Nobody should be surprised by the news that First Bus is taking a scythe to its nightly bus services in Aberdeen.
Indeed, for anybody who has relied on public transport across the city after the evening rush hour, the writing has been on the wall for many months.
There is a sign on one of the Stagecoach vehicles which caters for passengers on the 15A service, who live in Airyhall and Countesswells.
It reads: “NHS Grampian is going smoke free in 2015.” Which doesn’t exactly inspire confidence that these buses aren’t living in the past.
Even at the moment, prior to any further cuts being enforced, the service is patchy and the prices exorbitant.
Anybody who might be thinking of travelling to Aberdeen city centre for a concert, arts event, or restaurant booking, has pretty much to rely on taxis from early at night.
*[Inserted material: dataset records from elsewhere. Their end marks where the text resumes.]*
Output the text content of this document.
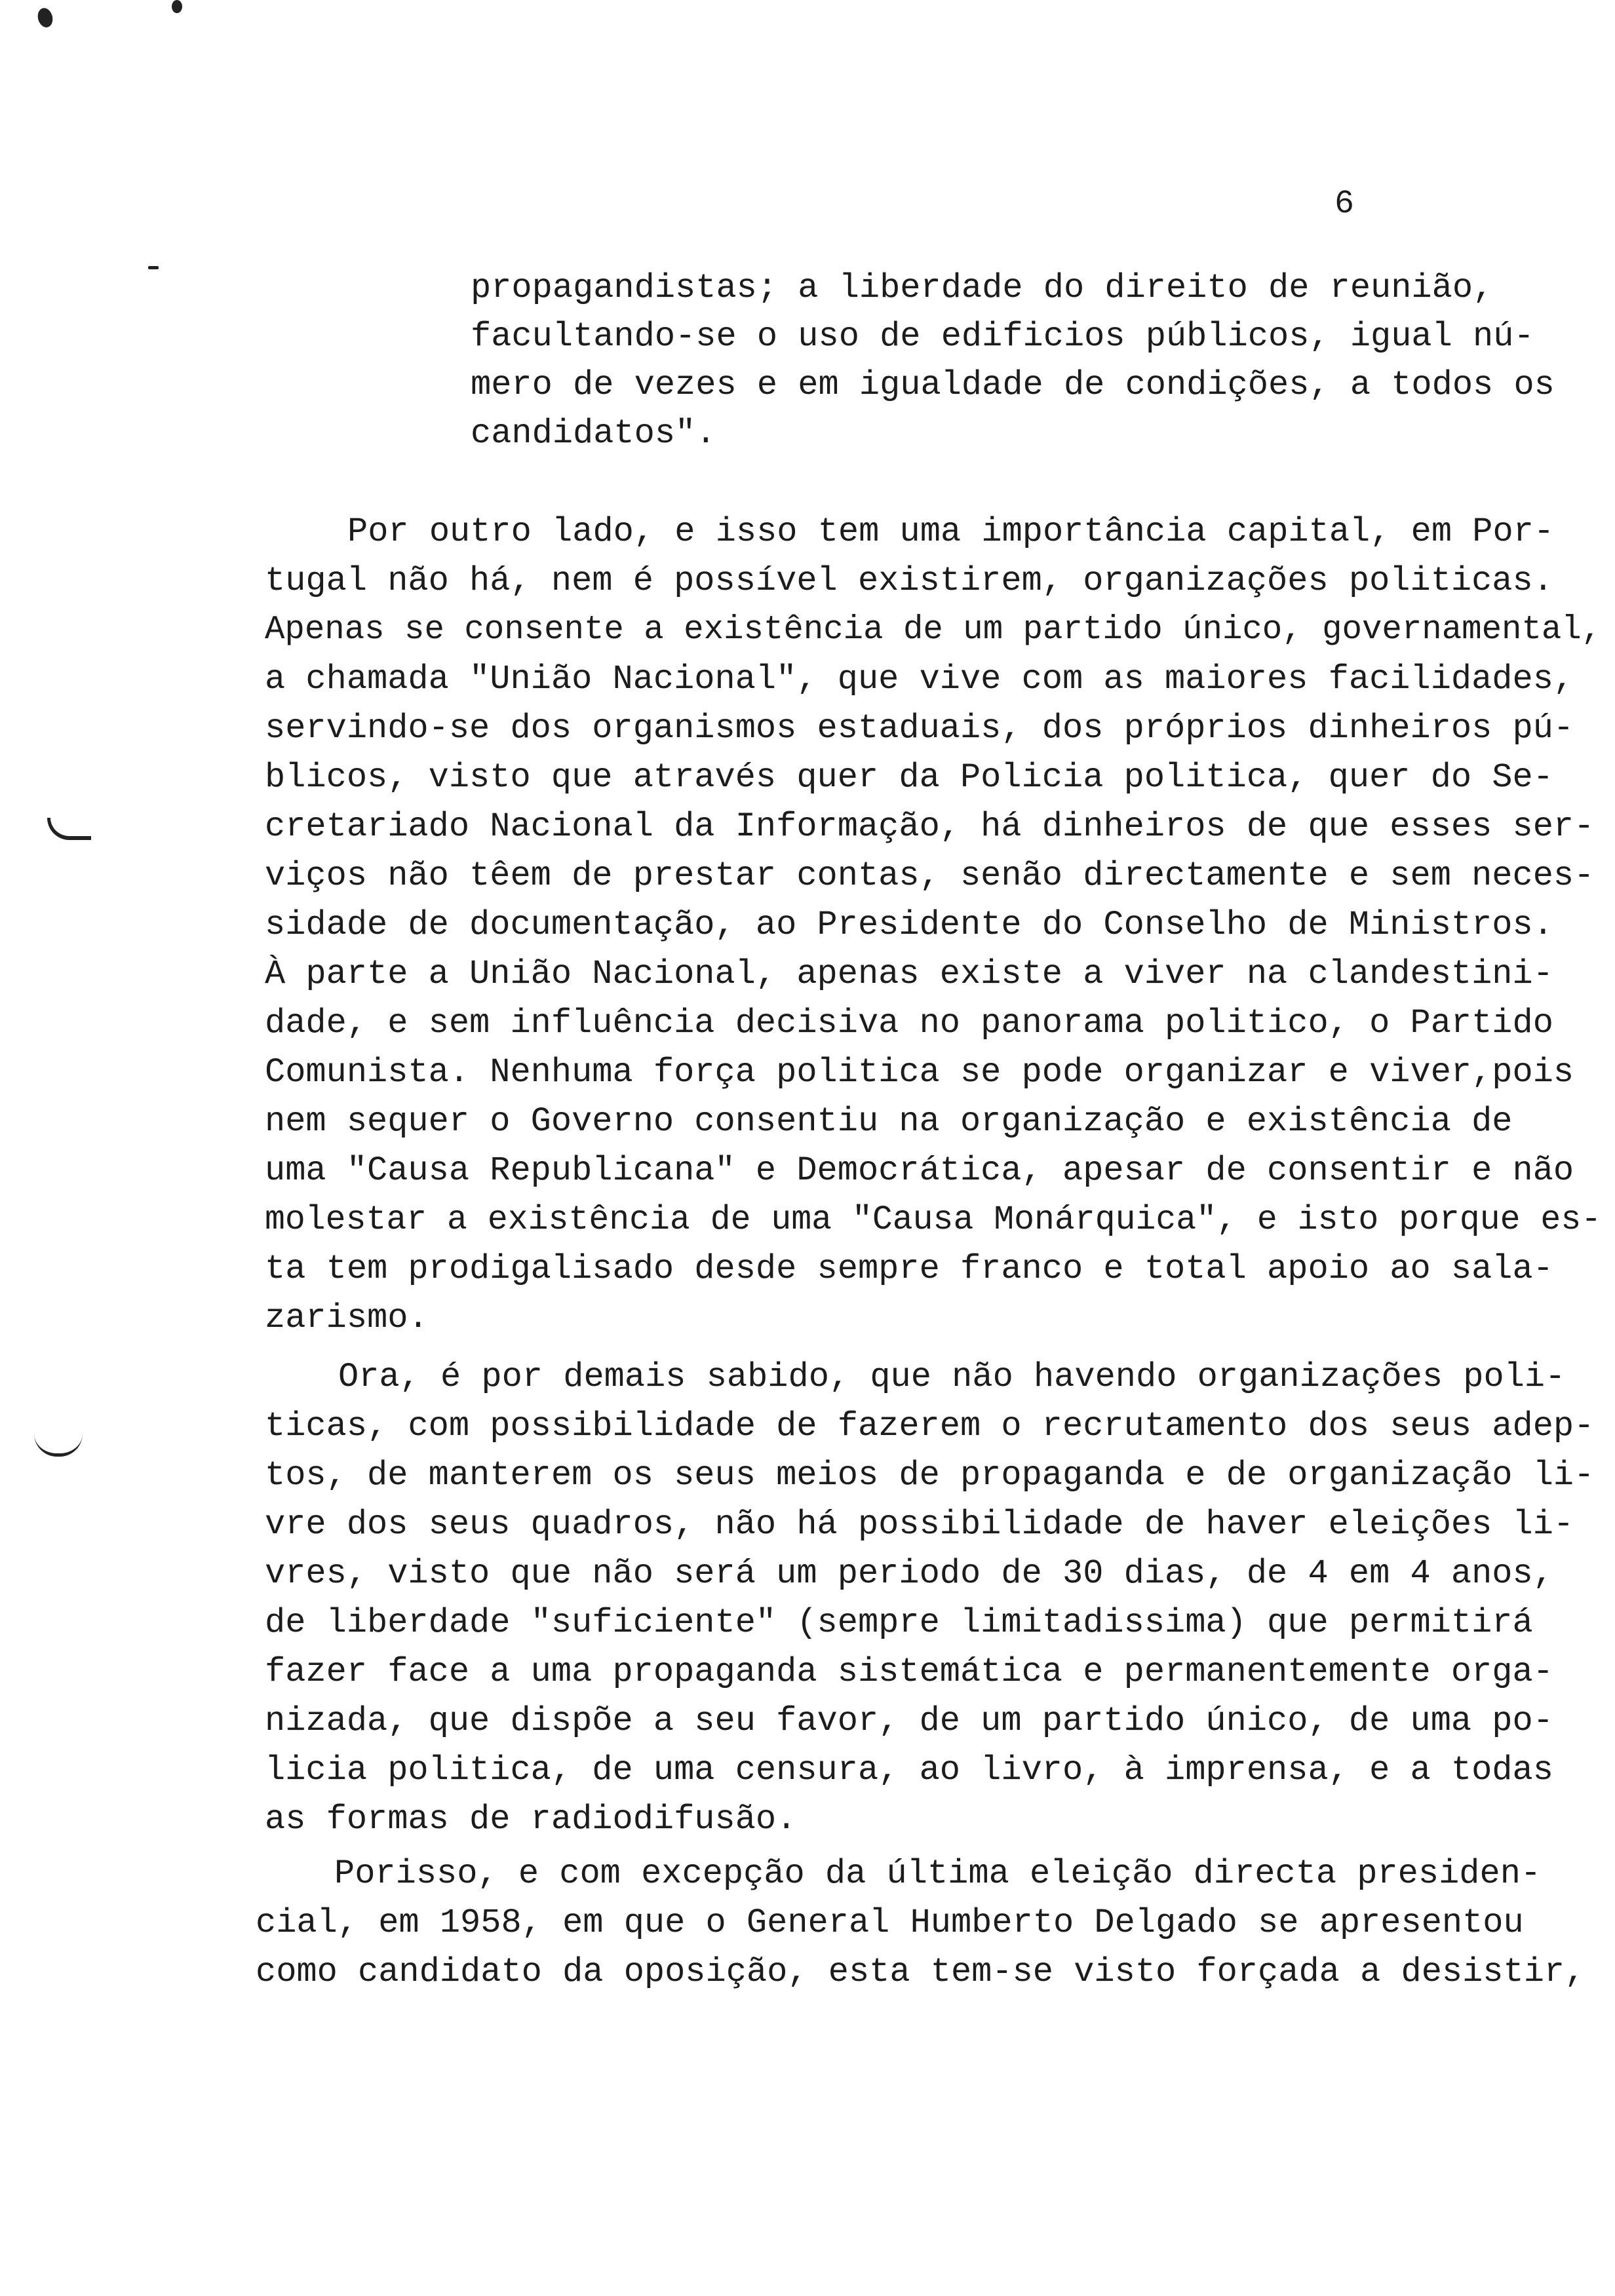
6

propagandistas; a liberdade do direito de reunião,

facultando-se o uso de edificios públicos, igual nú-

mero de vezes e em igualdade de condições, a todos os

candidatos".

Por outro lado, e isso tem uma importância capital, em Por-

tugal não há, nem é possível existirem, organizações politicas.

Apenas se consente a existência de um partido único, governamental,

a chamada "União Nacional", que vive com as maiores facilidades,

servindo-se dos organismos estaduais, dos próprios dinheiros pú-

blicos, visto que através quer da Policia politica, quer do Se-

cretariado Nacional da Informação, há dinheiros de que esses ser-

viços não têem de prestar contas, senão directamente e sem neces-

sidade de documentação, ao Presidente do Conselho de Ministros.

À parte a União Nacional, apenas existe a viver na clandestini-

dade, e sem influência decisiva no panorama politico, o Partido

Comunista. Nenhuma força politica se pode organizar e viver,pois

nem sequer o Governo consentiu na organização e existência de

uma "Causa Republicana" e Democrática, apesar de consentir e não

molestar a existência de uma "Causa Monárquica", e isto porque es-

ta tem prodigalisado desde sempre franco e total apoio ao sala-

zarismo.

Ora, é por demais sabido, que não havendo organizações poli-

ticas, com possibilidade de fazerem o recrutamento dos seus adep-

tos, de manterem os seus meios de propaganda e de organização li-

vre dos seus quadros, não há possibilidade de haver eleições li-

vres, visto que não será um periodo de 30 dias, de 4 em 4 anos,

de liberdade "suficiente" (sempre limitadissima) que permitirá

fazer face a uma propaganda sistemática e permanentemente orga-

nizada, que dispõe a seu favor, de um partido único, de uma po-

licia politica, de uma censura, ao livro, à imprensa, e a todas

as formas de radiodifusão.

Porisso, e com excepção da última eleição directa presiden-

cial, em 1958, em que o General Humberto Delgado se apresentou

como candidato da oposição, esta tem-se visto forçada a desistir,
During the week, the draughty, clanking 15A buses only run once an hour from 8pm onwards. On Sundays, they don’t run at all.
If you live in Countesswells, a region where 3,000 new homes are being constructed, it’s as if nobody has done any joined-up thinking to prepare for the significant population increase.
And this is happening at the same time as the local authority is urging the public to be more environmentally conscious.
Several residents have told me they would like the council to take back control of the buses in Aberdeen. But that isn’t likely to happen, given the financial constraints on officials in the north east.
So the buck-passing continues, the malady lingers on and it’s the public who suffer, especially students and elderly residents or those who fancy some social refreshment and choose to leave their cars at home.
Perhaps the people making these decisions should witness the difficulties they cause first-hand.
Because, believe me, Union Street isn’t an ideal loitering place when you are attempting to get home from work at 9pm as the nights draw in, let alone in the wilds of winter.